Las Vegas Sun

March 29, 2024

Sides near deal on freezing student loan interest rate

Democrats and Republicans in the Senate are within striking distance of producing a student loan bill that would keep interest rates frozen at 3.4 percent — but still aren’t saying how they plan to bring it to the floor.

There’s only a few days left to pass a measure that would keep the student loan repayment interest rate from doubling, to 6.8 percent, as it’s scheduled to on July 1.

Compromise had eluded Democrats and Republicans through several months, several proposals and several votes, most of which took place in the Senate.

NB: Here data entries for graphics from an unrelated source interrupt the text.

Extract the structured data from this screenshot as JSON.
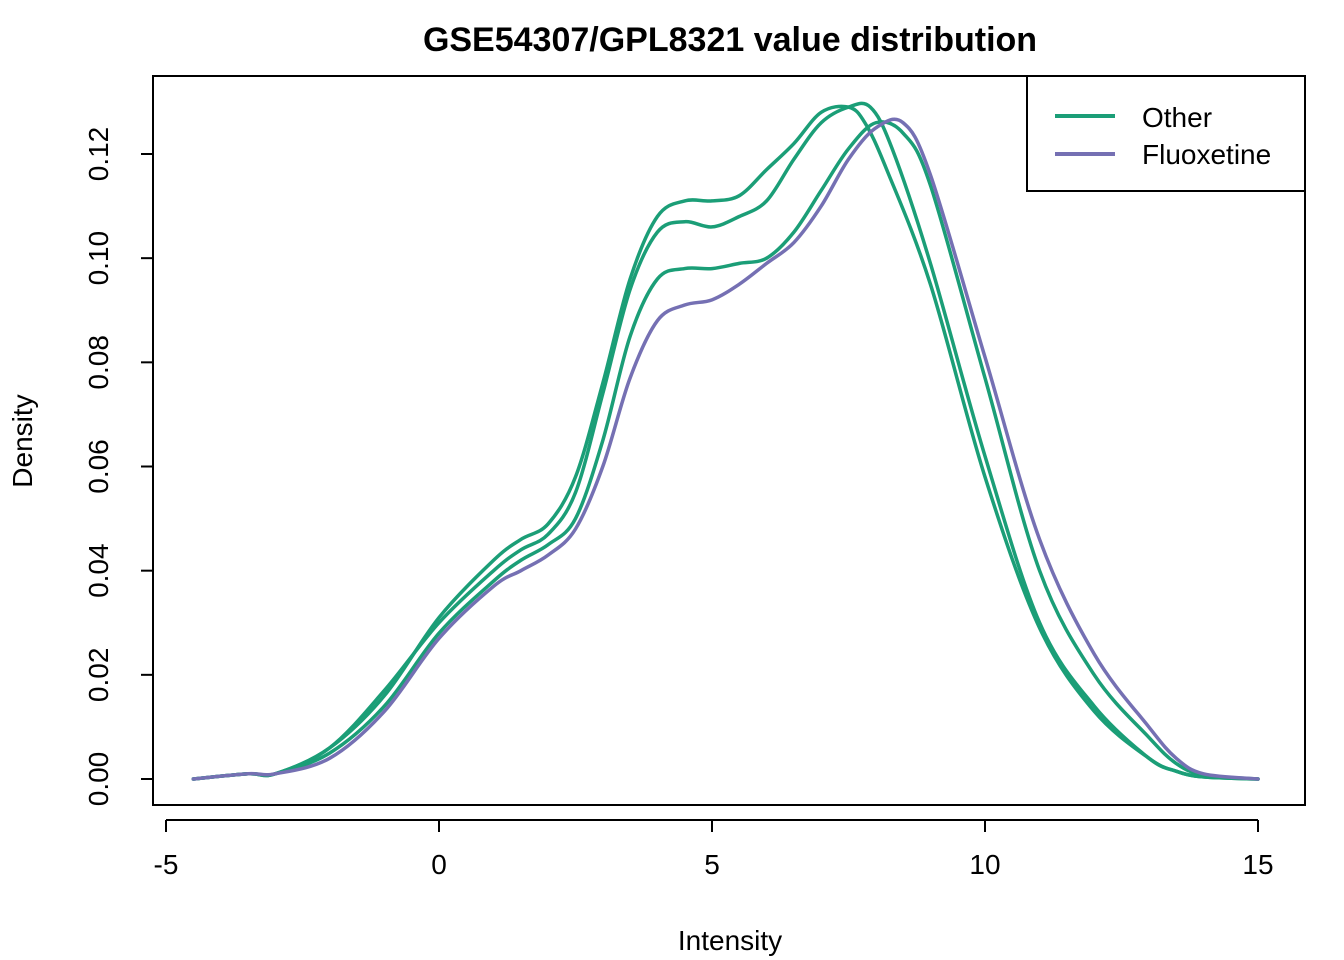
{
  "chart_data": {
    "type": "line",
    "title": "GSE54307/GPL8321 value distribution",
    "xlabel": "Intensity",
    "ylabel": "Density",
    "xlim": [
      -5,
      15
    ],
    "ylim": [
      0,
      0.13
    ],
    "x_ticks": [
      -5,
      0,
      5,
      10,
      15
    ],
    "x_tick_labels": [
      "-5",
      "0",
      "5",
      "10",
      "15"
    ],
    "y_ticks": [
      0,
      0.02,
      0.04,
      0.06,
      0.08,
      0.1,
      0.12
    ],
    "y_tick_labels": [
      "0.00",
      "0.02",
      "0.04",
      "0.06",
      "0.08",
      "0.10",
      "0.12"
    ],
    "grid": false,
    "legend_position": "top-right",
    "legend": [
      {
        "label": "Other",
        "color": "#1b9e77"
      },
      {
        "label": "Fluoxetine",
        "color": "#7570b3"
      }
    ],
    "series": [
      {
        "group": "Other",
        "color": "#1b9e77",
        "x": [
          -4.5,
          -3.5,
          -3,
          -2,
          -1,
          0,
          1,
          1.5,
          2,
          2.5,
          3,
          3.5,
          4,
          4.5,
          5,
          5.5,
          6,
          6.5,
          7,
          7.5,
          7.8,
          8.2,
          9,
          10,
          11,
          12,
          13,
          13.5,
          14,
          15
        ],
        "y": [
          0.0,
          0.001,
          0.001,
          0.006,
          0.016,
          0.031,
          0.042,
          0.046,
          0.049,
          0.058,
          0.076,
          0.096,
          0.108,
          0.111,
          0.111,
          0.112,
          0.117,
          0.122,
          0.128,
          0.129,
          0.126,
          0.117,
          0.095,
          0.058,
          0.029,
          0.013,
          0.004,
          0.0015,
          0.0004,
          0.0
        ]
      },
      {
        "group": "Other",
        "color": "#1b9e77",
        "x": [
          -4.5,
          -3.5,
          -3,
          -2,
          -1,
          0,
          1,
          1.5,
          2,
          2.5,
          3,
          3.5,
          4,
          4.5,
          5,
          5.5,
          6,
          6.5,
          7,
          7.5,
          7.9,
          8.3,
          9,
          10,
          11,
          12,
          13,
          13.5,
          14,
          15
        ],
        "y": [
          0.0,
          0.001,
          0.001,
          0.006,
          0.017,
          0.03,
          0.04,
          0.044,
          0.047,
          0.055,
          0.074,
          0.094,
          0.105,
          0.107,
          0.106,
          0.108,
          0.111,
          0.119,
          0.126,
          0.129,
          0.129,
          0.121,
          0.099,
          0.062,
          0.03,
          0.014,
          0.004,
          0.0015,
          0.0004,
          0.0
        ]
      },
      {
        "group": "Other",
        "color": "#1b9e77",
        "x": [
          -4.5,
          -3.5,
          -3,
          -2,
          -1,
          0,
          1,
          1.5,
          2,
          2.5,
          3,
          3.5,
          4,
          4.5,
          5,
          5.5,
          6,
          6.5,
          7,
          7.5,
          8,
          8.5,
          9,
          10,
          11,
          12,
          13,
          13.5,
          14,
          15
        ],
        "y": [
          0.0,
          0.001,
          0.001,
          0.005,
          0.014,
          0.028,
          0.038,
          0.042,
          0.045,
          0.05,
          0.065,
          0.085,
          0.096,
          0.098,
          0.098,
          0.099,
          0.1,
          0.105,
          0.113,
          0.121,
          0.126,
          0.124,
          0.114,
          0.077,
          0.04,
          0.02,
          0.008,
          0.003,
          0.0008,
          0.0
        ]
      },
      {
        "group": "Fluoxetine",
        "color": "#7570b3",
        "x": [
          -4.5,
          -3.5,
          -3,
          -2,
          -1,
          0,
          1,
          1.5,
          2,
          2.5,
          3,
          3.5,
          4,
          4.5,
          5,
          5.5,
          6,
          6.5,
          7,
          7.5,
          8,
          8.5,
          9,
          10,
          11,
          12,
          13,
          13.5,
          14,
          15
        ],
        "y": [
          0.0,
          0.001,
          0.001,
          0.004,
          0.013,
          0.027,
          0.037,
          0.04,
          0.043,
          0.048,
          0.06,
          0.077,
          0.088,
          0.091,
          0.092,
          0.095,
          0.099,
          0.103,
          0.11,
          0.119,
          0.125,
          0.126,
          0.116,
          0.081,
          0.046,
          0.024,
          0.01,
          0.004,
          0.001,
          0.0
        ]
      }
    ]
  }
}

The hang-up came over how to offset the $6 billion cost to the government of extending the lower interest rate. Senators considered everything from axing preventative health care funding to closing the tax loophole allowing S-corps with only a few shareholders to avoid paying income taxes.

The final compromise draws on two other proposals that were presented in letters congressional leaders exchanged over the last several weeks, but never voted on: a time limit to how many years students may be eligible for federally-subsidized loans, and changes to how business owners calculate pensions payments and how much they’re obliged to pay for pension insurance.

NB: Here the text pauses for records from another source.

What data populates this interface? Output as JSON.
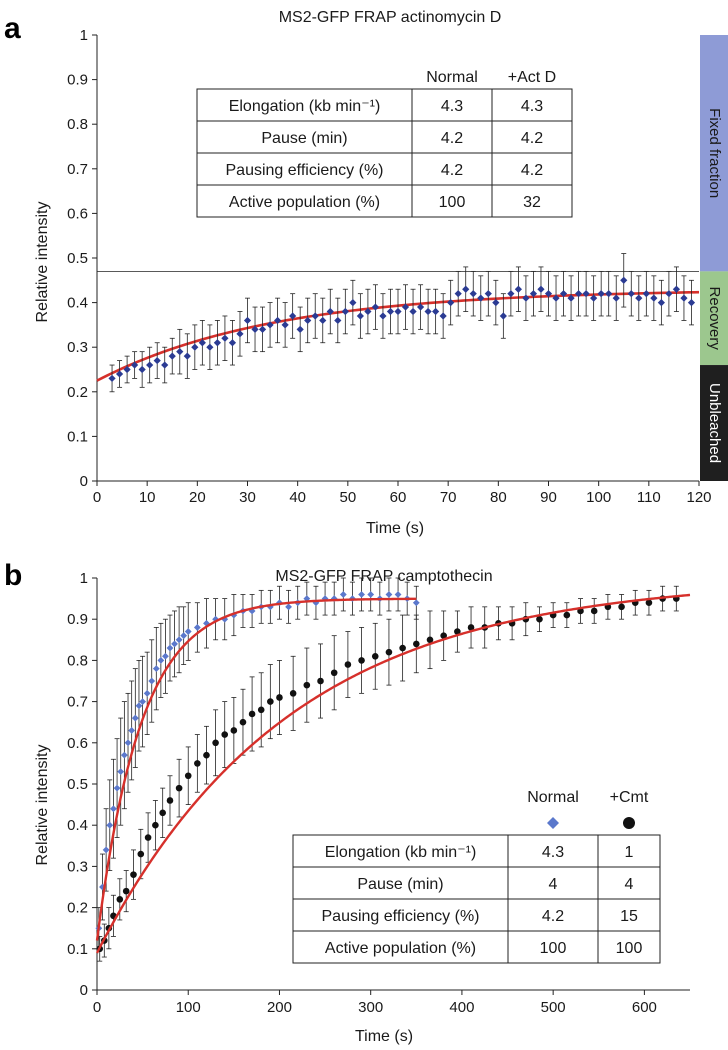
{
  "chart_data": [
    {
      "panel": "a",
      "type": "scatter",
      "title": "MS2-GFP FRAP actinomycin D",
      "xlabel": "Time (s)",
      "ylabel": "Relative intensity",
      "xlim": [
        0,
        120
      ],
      "ylim": [
        0,
        1
      ],
      "xticks": [
        "0",
        "10",
        "20",
        "30",
        "40",
        "50",
        "60",
        "70",
        "80",
        "90",
        "100",
        "110",
        "120"
      ],
      "yticks": [
        "0",
        "0.1",
        "0.2",
        "0.3",
        "0.4",
        "0.5",
        "0.6",
        "0.7",
        "0.8",
        "0.9",
        "1"
      ],
      "reference_line_y": 0.47,
      "series": [
        {
          "name": "+Act D",
          "marker": "diamond",
          "color": "#2b3b93",
          "x": [
            3,
            4.5,
            6,
            7.5,
            9,
            10.5,
            12,
            13.5,
            15,
            16.5,
            18,
            19.5,
            21,
            22.5,
            24,
            25.5,
            27,
            28.5,
            30,
            31.5,
            33,
            34.5,
            36,
            37.5,
            39,
            40.5,
            42,
            43.5,
            45,
            46.5,
            48,
            49.5,
            51,
            52.5,
            54,
            55.5,
            57,
            58.5,
            60,
            61.5,
            63,
            64.5,
            66,
            67.5,
            69,
            70.5,
            72,
            73.5,
            75,
            76.5,
            78,
            79.5,
            81,
            82.5,
            84,
            85.5,
            87,
            88.5,
            90,
            91.5,
            93,
            94.5,
            96,
            97.5,
            99,
            100.5,
            102,
            103.5,
            105,
            106.5,
            108,
            109.5,
            111,
            112.5,
            114,
            115.5,
            117,
            118.5
          ],
          "y": [
            0.23,
            0.24,
            0.25,
            0.26,
            0.25,
            0.26,
            0.27,
            0.26,
            0.28,
            0.29,
            0.28,
            0.3,
            0.31,
            0.3,
            0.31,
            0.32,
            0.31,
            0.33,
            0.36,
            0.34,
            0.34,
            0.35,
            0.36,
            0.35,
            0.37,
            0.34,
            0.36,
            0.37,
            0.36,
            0.38,
            0.36,
            0.38,
            0.4,
            0.37,
            0.38,
            0.39,
            0.37,
            0.38,
            0.38,
            0.39,
            0.38,
            0.39,
            0.38,
            0.38,
            0.37,
            0.4,
            0.42,
            0.43,
            0.42,
            0.41,
            0.42,
            0.4,
            0.37,
            0.42,
            0.43,
            0.41,
            0.42,
            0.43,
            0.42,
            0.41,
            0.42,
            0.41,
            0.42,
            0.42,
            0.41,
            0.42,
            0.42,
            0.41,
            0.45,
            0.42,
            0.41,
            0.42,
            0.41,
            0.4,
            0.42,
            0.43,
            0.41,
            0.4
          ],
          "err": [
            0.03,
            0.03,
            0.03,
            0.03,
            0.04,
            0.04,
            0.04,
            0.04,
            0.04,
            0.05,
            0.05,
            0.05,
            0.05,
            0.05,
            0.05,
            0.05,
            0.05,
            0.05,
            0.05,
            0.05,
            0.05,
            0.05,
            0.05,
            0.05,
            0.05,
            0.05,
            0.05,
            0.05,
            0.05,
            0.05,
            0.05,
            0.05,
            0.05,
            0.05,
            0.05,
            0.05,
            0.05,
            0.05,
            0.05,
            0.05,
            0.05,
            0.05,
            0.05,
            0.05,
            0.05,
            0.05,
            0.05,
            0.05,
            0.05,
            0.05,
            0.05,
            0.05,
            0.05,
            0.05,
            0.05,
            0.05,
            0.05,
            0.05,
            0.05,
            0.05,
            0.05,
            0.05,
            0.05,
            0.05,
            0.05,
            0.05,
            0.05,
            0.05,
            0.06,
            0.05,
            0.05,
            0.05,
            0.05,
            0.05,
            0.05,
            0.05,
            0.05,
            0.05
          ]
        },
        {
          "name": "fit",
          "type": "line",
          "color": "#d6302b",
          "model": {
            "kind": "exp_rise",
            "y0": 0.225,
            "yinf": 0.43,
            "tau": 35
          }
        }
      ],
      "bands": [
        {
          "label": "Fixed fraction",
          "from": 0.47,
          "to": 1.0,
          "color": "#8e9bd6",
          "text_color": "#1a1a1a"
        },
        {
          "label": "Recovery",
          "from": 0.26,
          "to": 0.47,
          "color": "#9cc78e",
          "text_color": "#1a1a1a"
        },
        {
          "label": "Unbleached",
          "from": 0,
          "to": 0.26,
          "color": "#1f1f1f",
          "text_color": "#ffffff"
        }
      ],
      "table": {
        "columns": [
          "Normal",
          "+Act D"
        ],
        "rows": [
          {
            "label": "Elongation (kb min⁻¹)",
            "values": [
              "4.3",
              "4.3"
            ]
          },
          {
            "label": "Pause (min)",
            "values": [
              "4.2",
              "4.2"
            ]
          },
          {
            "label": "Pausing efficiency (%)",
            "values": [
              "4.2",
              "4.2"
            ]
          },
          {
            "label": "Active population (%)",
            "values": [
              "100",
              "32"
            ]
          }
        ]
      }
    },
    {
      "panel": "b",
      "type": "scatter",
      "title": "MS2-GFP FRAP camptothecin",
      "xlabel": "Time (s)",
      "ylabel": "Relative intensity",
      "xlim": [
        0,
        650
      ],
      "ylim": [
        0,
        1
      ],
      "xticks": [
        "0",
        "100",
        "200",
        "300",
        "400",
        "500",
        "600"
      ],
      "xtick_values": [
        0,
        100,
        200,
        300,
        400,
        500,
        600
      ],
      "yticks": [
        "0",
        "0.1",
        "0.2",
        "0.3",
        "0.4",
        "0.5",
        "0.6",
        "0.7",
        "0.8",
        "0.9",
        "1"
      ],
      "series": [
        {
          "name": "Normal",
          "marker": "diamond",
          "color": "#5b78cc",
          "x": [
            2,
            6,
            10,
            14,
            18,
            22,
            26,
            30,
            34,
            38,
            42,
            46,
            50,
            55,
            60,
            65,
            70,
            75,
            80,
            85,
            90,
            95,
            100,
            110,
            120,
            130,
            140,
            150,
            160,
            170,
            180,
            190,
            200,
            210,
            220,
            230,
            240,
            250,
            260,
            270,
            280,
            290,
            300,
            310,
            320,
            330,
            340,
            350
          ],
          "y": [
            0.15,
            0.25,
            0.34,
            0.4,
            0.44,
            0.49,
            0.53,
            0.57,
            0.6,
            0.63,
            0.66,
            0.69,
            0.7,
            0.72,
            0.75,
            0.78,
            0.8,
            0.81,
            0.83,
            0.84,
            0.85,
            0.86,
            0.87,
            0.88,
            0.89,
            0.9,
            0.9,
            0.91,
            0.92,
            0.92,
            0.93,
            0.93,
            0.94,
            0.93,
            0.94,
            0.95,
            0.94,
            0.95,
            0.95,
            0.96,
            0.95,
            0.96,
            0.96,
            0.95,
            0.96,
            0.96,
            0.95,
            0.94
          ],
          "err": [
            0.05,
            0.08,
            0.1,
            0.11,
            0.12,
            0.12,
            0.13,
            0.13,
            0.12,
            0.12,
            0.12,
            0.11,
            0.11,
            0.1,
            0.1,
            0.1,
            0.09,
            0.09,
            0.08,
            0.08,
            0.08,
            0.07,
            0.07,
            0.06,
            0.06,
            0.05,
            0.05,
            0.05,
            0.04,
            0.04,
            0.04,
            0.04,
            0.04,
            0.04,
            0.04,
            0.04,
            0.04,
            0.04,
            0.04,
            0.04,
            0.04,
            0.04,
            0.04,
            0.04,
            0.04,
            0.04,
            0.04,
            0.04
          ]
        },
        {
          "name": "+Cmt",
          "marker": "circle",
          "color": "#111111",
          "x": [
            3,
            8,
            13,
            18,
            25,
            32,
            40,
            48,
            56,
            64,
            72,
            80,
            90,
            100,
            110,
            120,
            130,
            140,
            150,
            160,
            170,
            180,
            190,
            200,
            215,
            230,
            245,
            260,
            275,
            290,
            305,
            320,
            335,
            350,
            365,
            380,
            395,
            410,
            425,
            440,
            455,
            470,
            485,
            500,
            515,
            530,
            545,
            560,
            575,
            590,
            605,
            620,
            635
          ],
          "y": [
            0.1,
            0.12,
            0.15,
            0.18,
            0.22,
            0.24,
            0.28,
            0.33,
            0.37,
            0.4,
            0.43,
            0.46,
            0.49,
            0.52,
            0.55,
            0.57,
            0.6,
            0.62,
            0.63,
            0.65,
            0.67,
            0.68,
            0.7,
            0.71,
            0.72,
            0.74,
            0.75,
            0.77,
            0.79,
            0.8,
            0.81,
            0.82,
            0.83,
            0.84,
            0.85,
            0.86,
            0.87,
            0.88,
            0.88,
            0.89,
            0.89,
            0.9,
            0.9,
            0.91,
            0.91,
            0.92,
            0.92,
            0.93,
            0.93,
            0.94,
            0.94,
            0.95,
            0.95
          ],
          "err": [
            0.03,
            0.04,
            0.05,
            0.05,
            0.05,
            0.05,
            0.06,
            0.06,
            0.06,
            0.06,
            0.06,
            0.06,
            0.07,
            0.07,
            0.07,
            0.07,
            0.08,
            0.08,
            0.08,
            0.08,
            0.09,
            0.09,
            0.09,
            0.09,
            0.09,
            0.09,
            0.09,
            0.09,
            0.08,
            0.08,
            0.08,
            0.08,
            0.08,
            0.07,
            0.07,
            0.06,
            0.05,
            0.05,
            0.05,
            0.04,
            0.04,
            0.04,
            0.03,
            0.03,
            0.03,
            0.03,
            0.03,
            0.03,
            0.03,
            0.03,
            0.03,
            0.03,
            0.03
          ]
        },
        {
          "name": "Normal fit",
          "type": "line",
          "color": "#d6302b",
          "model": {
            "kind": "exp_rise",
            "y0": 0.12,
            "yinf": 0.95,
            "tau": 48,
            "xmax": 350
          }
        },
        {
          "name": "+Cmt fit",
          "type": "line",
          "color": "#d6302b",
          "model": {
            "kind": "exp_rise",
            "y0": 0.09,
            "yinf": 1.0,
            "tau": 210,
            "xmax": 650
          }
        }
      ],
      "table": {
        "columns": [
          "Normal",
          "+Cmt"
        ],
        "rows": [
          {
            "label": "Elongation (kb min⁻¹)",
            "values": [
              "4.3",
              "1"
            ]
          },
          {
            "label": "Pause (min)",
            "values": [
              "4",
              "4"
            ]
          },
          {
            "label": "Pausing efficiency (%)",
            "values": [
              "4.2",
              "15"
            ]
          },
          {
            "label": "Active population (%)",
            "values": [
              "100",
              "100"
            ]
          }
        ]
      }
    }
  ]
}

Lawmakers plan to increase pension insurance premiums enough to pull in about a half billion dollars overall, and believe the pension recalculation will reduce the number of tax deductions corporations take by about $5 billion per year. The limits on loan eligibility — six years for students pursuing a four-year degree, and three years for students pursuing a two-year degree — are expected to save the government about $1.2 billion.

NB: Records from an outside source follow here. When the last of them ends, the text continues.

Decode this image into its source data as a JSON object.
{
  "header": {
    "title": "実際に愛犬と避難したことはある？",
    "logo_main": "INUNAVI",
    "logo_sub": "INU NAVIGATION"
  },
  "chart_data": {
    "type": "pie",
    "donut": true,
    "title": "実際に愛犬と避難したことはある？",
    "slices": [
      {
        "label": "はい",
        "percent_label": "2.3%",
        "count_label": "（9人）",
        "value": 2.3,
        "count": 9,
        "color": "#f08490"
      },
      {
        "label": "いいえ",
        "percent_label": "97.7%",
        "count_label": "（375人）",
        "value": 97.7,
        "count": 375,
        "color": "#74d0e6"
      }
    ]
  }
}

The loan eligibility limit was a Republican proposal drawing on elements President Barack Obama proposed as part of his fiscal 2013 budget; the changes to pensions were Sen. Harry Reid’s idea.

“We think we're in a good place on student loans,” Reid told reporters Tuesday afternoon.

“Sen. Reid and I have an understanding that we think will be acceptable to the House,” Republican Leader Mitch McConnell said, adding that Obama had been “largely uninvolved” in the compromise.

But McConnell also indicated that there’s the potential the student loans bill could be held up, as its fate may be wrapped up in that of a much trickier piece of legislation: The highway bill, which has to emerge from committee negotiations by tomorrow if it’s going to pass by its end of the month deadline.

The compromise student loan bill “may or may not be coupled with the highway proposal over in the House,” McConnell said. “That, to my knowledge, is not yet resolved ... but those two could end up together.”

Reid expressed some doubts about that.

“That's a fair question, but I don't think we have to worry about that now,” he told reporters Tuesday afternoon. “The point is, we basically have the student loan issue worked out ... the next question is, what do we put it on to make sure we can complete it?”

Reid did express his confidence in the quality of the forthcoming transportation bill, if not the timing of its delivery.

“I'm convinced that when this is all over with, we could have a very, very good highway bill,” he said. “We have to have an agreement by tomorrow. Otherwise, we can't get the bill done. And we're very close to having everything done, but until we get everything done, nothing is done.”